LLMs don't seem to be doing a very good job of clarifying your basic thinking however, in this post or your earlier one. To reply to both:
>I immediately disable spellchecking on every avenue it tries to approach because managing a bunch of dictionaries on every browser/device/application that has its own spellchecker for some godforsaken reason to not have squigglies spammed over every piece of jargon, slang, and slightly atypical spelling is incredibly annoying.
But this is a logic fail is it not? LLMs are irrelevant to this. Your stated problem is "not all software/devices I use has a single shared dictionary/grammar tool to my preferences". That's a very, very reasonable complaint. I agree with you that it's always been tremendously irritating that so many applications won't even make use of operating system dictionaries but rather recreate their own, really that the entire infrastructure around spelling or grammar dictionaries is so primitive.
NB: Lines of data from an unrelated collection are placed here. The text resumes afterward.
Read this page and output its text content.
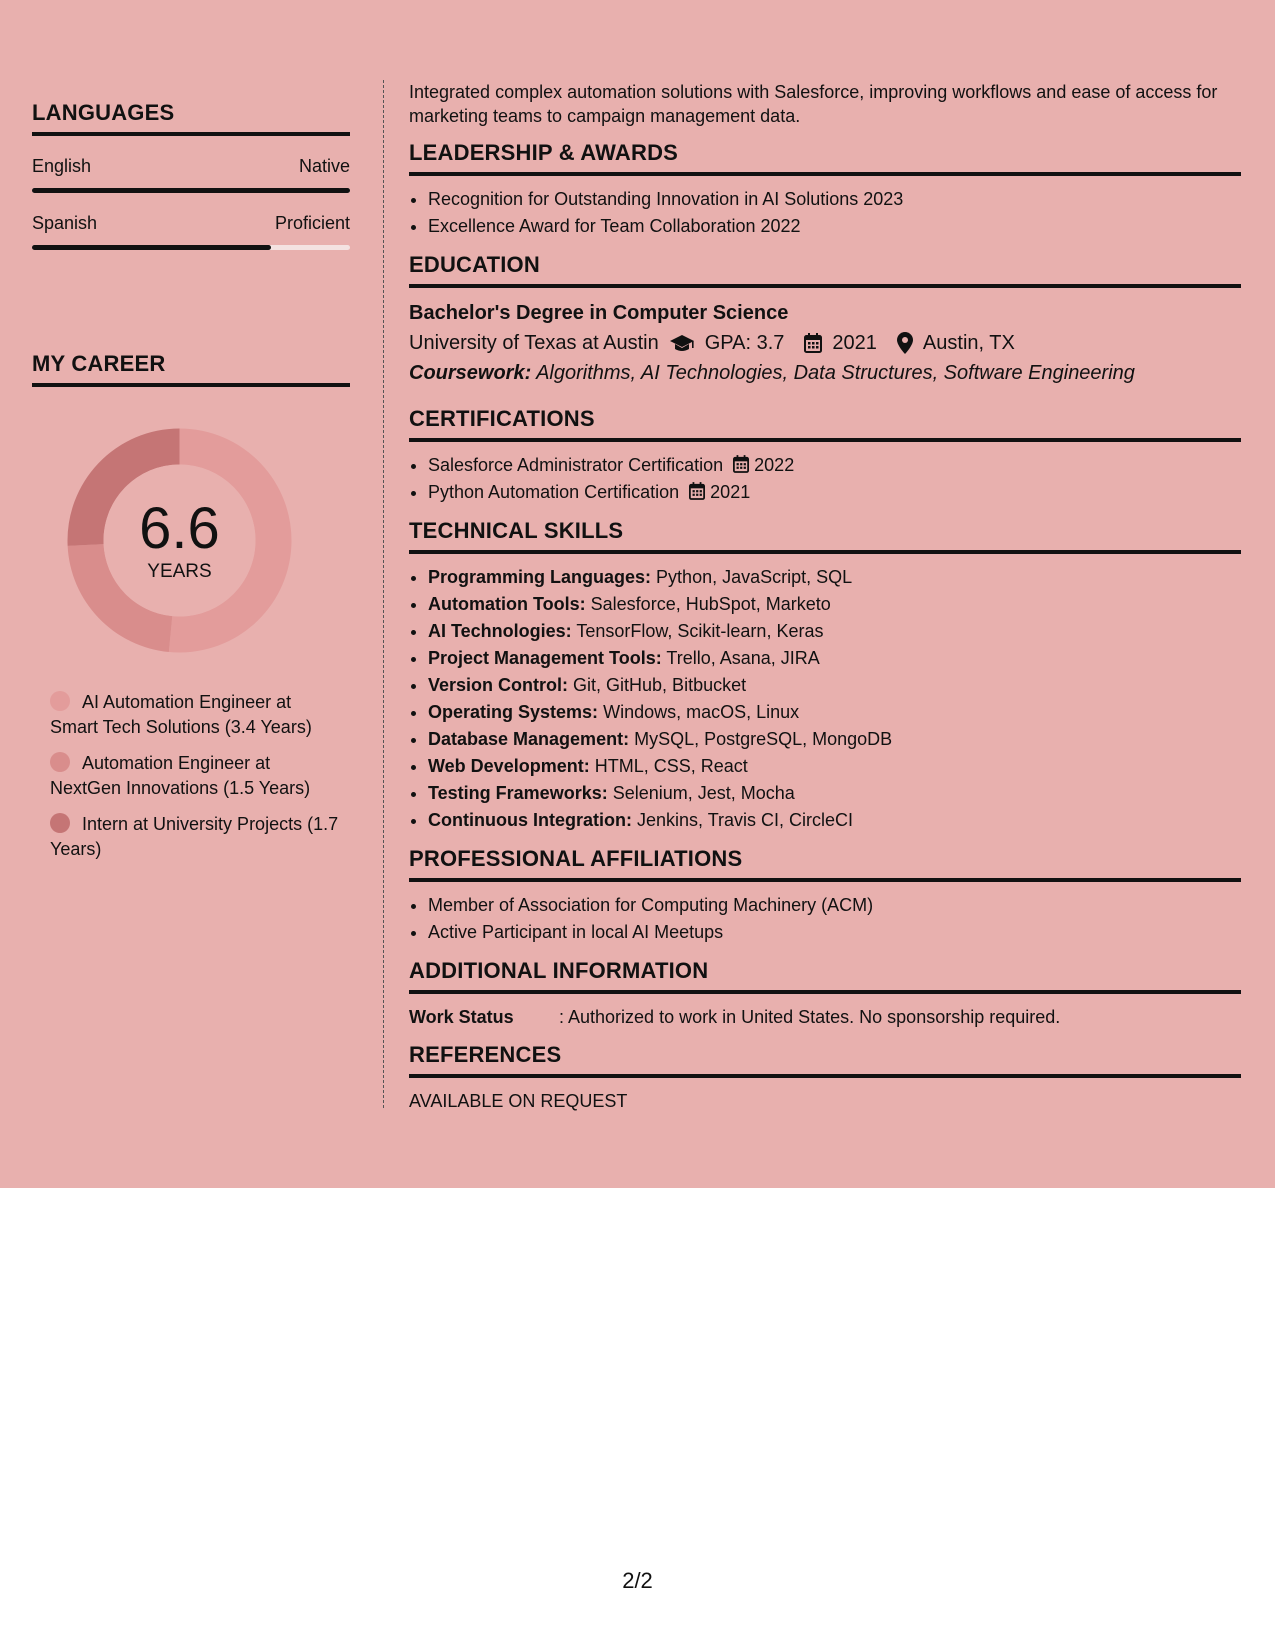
LANGUAGES
English	Native
Spanish	Proficient
MY CAREER
6.6
YEARS
AI Automation Engineer at Smart Tech Solutions (3.4 Years)
Automation Engineer at NextGen Innovations (1.5 Years)
Intern at University Projects (1.7 Years)

Integrated complex automation solutions with Salesforce, improving workflows and ease of access for marketing teams to campaign management data.

LEADERSHIP & AWARDS
• Recognition for Outstanding Innovation in AI Solutions 2023
• Excellence Award for Team Collaboration 2022
EDUCATION
Bachelor's Degree in Computer Science
University of Texas at Austin GPA: 3.7 2021 Austin, TX
Coursework: Algorithms, AI Technologies, Data Structures, Software Engineering
CERTIFICATIONS
• Salesforce Administrator Certification 2022
• Python Automation Certification 2021
TECHNICAL SKILLS
• Programming Languages: Python, JavaScript, SQL
• Automation Tools: Salesforce, HubSpot, Marketo
• AI Technologies: TensorFlow, Scikit-learn, Keras
• Project Management Tools: Trello, Asana, JIRA
• Version Control: Git, GitHub, Bitbucket
• Operating Systems: Windows, macOS, Linux
• Database Management: MySQL, PostgreSQL, MongoDB
• Web Development: HTML, CSS, React
• Testing Frameworks: Selenium, Jest, Mocha
• Continuous Integration: Jenkins, Travis CI, CircleCI
PROFESSIONAL AFFILIATIONS
• Member of Association for Computing Machinery (ACM)
• Active Participant in local AI Meetups
ADDITIONAL INFORMATION
Work Status	: Authorized to work in United States. No sponsorship required.
REFERENCES
AVAILABLE ON REQUEST
2/2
But how do you think LLMs help? Even setting aside quality concerns they don't magically retroactively make every software/device use them, they're just another tool in the space something could use, or not. So you're still stuck with the exact same problem. You still don't have something sync'd/shared universally across your entire experience. I can see how you could just live within some single environment to avoid that (do everything in a browser, use the same browser company's products across platforms with sync supported, so you can use the browser language tools for everything), but again that's not unique to LLMs. That approach would work for conventional tools as well.
>I just fed this entire thread to an LLM
This is a second logic fail. The entire point and meaning of "non-determinism" is precisely that you can't just do something once and then have that be evidence. If we all did the "same thing", feeding every thread to an LLM, thousands of times we wouldn't all get identical results every time. Sometimes we'd get something else. And the very fact it's rare is one of the core challenges of this entire space, because humans are very, very bad at dealing with things where it works 99% of the time and fails 1% of the time. This has always been true.
> But this is a logic fail is it not?
It is not. The LLM approach is not dependent on system configurations. You can expect that it probably works the same from any device or application, because it can surmise slang/jargon from training and context rather than needing to be fed every little individual case as a per-user configuration. There are advantages to making a program more sophisticated than a literal == check against a list of pre-programmed words.
And even if there were an easy and satisfying way to unify dictionaries cross-device, it still wouldn't be a pleasant experience. That first time adding every single jargon term you use is not enjoyable. If there was a solution that just... didn't require that, it would solve a problem current spellcheckers do not solve. And what do you know, it appears there is one!
> This is a second logic fail.
Saying things are logic fails doesn't make them logic fails, all the more so when the failure is your own reading comprehension. I explicitly noted that non-determinism doesn't need to be flawless, only better than the deterministic solution on average. If the non-deterministic error rate of LLMs is below 1%, that still puts it far, far, far ahead of the deterministic tool's error rate.
It may be possible to create a deterministic tool that is better on average, but I haven't seen one. The current tooling is so fucking horrendously bad that after decades they cannot handle pluralising any uncommon word that is pluralised with "ies", for example squiggly is recognised and squigglies is not. That is fucking shamefully bad technology.